The Steps for Lossless Compression
We'll be doing "Huffman Coding" to do this, as it's one of the simplest compression methods.
Compressing files in this way takes four major steps, listed below.

 Generate statistical model of the data (the letters in a text file for instance). This would include finding out which letters occur more often, and which series of letters are most common.
 Generate a "dictionary", which is essentially a tree with the most common items closer to the starting point than uncommon items. This is used as a reference for what compressed data translates to when not compressed.
 Rewrite the data (text in this case) in a compressed form according to the dictionary.
 Combine all the parts.
Although it seems really complicated, it's not too hard to follow when there's an example. We're going to be demonstrating how this works with the following string.
Human Readable: AABABCABCD
Binary Translation: 01000001 01000001 01000010 01000001 01000010 01000011 01000001 01000010 01000011 01000100
As a note, this binary is 80 bits long.
The Statistics
To begin this compression process, we're going to start off by statistically analyzing the text. Here's some notes of what I see:

 The letter
A
appears 4 times, and is 40% of the letters.  The letter
B
appears 3 times, and is 30% of the letters.  The letter
C
appears 2 times, and it 20% of the letters.  The letter
D
appears 1 times, and is 10% of the letters.
 The letter
The Dictionary (Tree)
Now that we have a statistical analysis of this text, we can build a dictionary (tree) based on putting the most common letters the closest to the starting point on our tree, and making directions to each item on the tree. Here's the example tree that I came up with.
We have to somehow represent our dictionary in binary, so that during decompression, it can be referenced. This is done by writing the binary directions to the first spot on the tree, then writing what the letter is in binary, then doing the same for all the other objects on the tree.
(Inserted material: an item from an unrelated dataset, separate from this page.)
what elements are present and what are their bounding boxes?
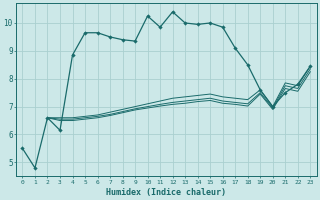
X-axis label: Humidex (Indice chaleur): Humidex (Indice chaleur): [106, 188, 226, 197]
Here's a table with the directions, the letter, the binary for the letter, and the combined directions and binary for the letter.
Directions to Letter  Letter  Letter in Binary  Directions+Binary 

0  A  01000001  001000001 
10  B  01000010  1001000010 
110  C  01000011  11001000011 
111  D  01000100  11101000100 
Since we have the directions and binary for the letter, we just put them all one after another, which leaves us:
001000001 1001000010 11001000011 11101000100
Compressing the Data
Now that we have a dictionary (tree), we rewrite the text by using the bits in the tree as the directions to go to get to the letter we are writing.

A
is written as0
B
is written as10
C
is written as110
D
is written as111
Rewriting the text using this formula gives us 0 0 10 0 10 110 0 10 110 111
Combining it All
Here's the stuff we have so far in binary:

 Dictionary =
001000001 1001000010 11001000011 11101000100
 Compressed data =
0 0 10 0 10 110 0 10 110 111
 Dictionary =
To finish writing the file, we just write it in the order of [dictionary][compressed data]
.
This leaves us with this:
001000001 1001000010 11001000011 11101000100 0 0 10 0 10 110 0 10 110 111
which is 60 bits long, 20 bits shorter than the original binary text.
Decompression Though?
Decompression works in the same way, just reversed. This article is not going to cover the decompression part of this, as extracting the dictionary from the start of the binary is a more complicated process. I may cover this later on, but just keep in mind that it is possible, it just takes many steps.
Final Notes
Although this example may seem complicated, this is the simplest one that exists. As such, this one has many variations, which can deal with probability in sections of data and such.
If this (somehow) wasn't technical enough for you, take a look at David Huffman's paper A Method for the Construction of MinimumRedundancy Codes.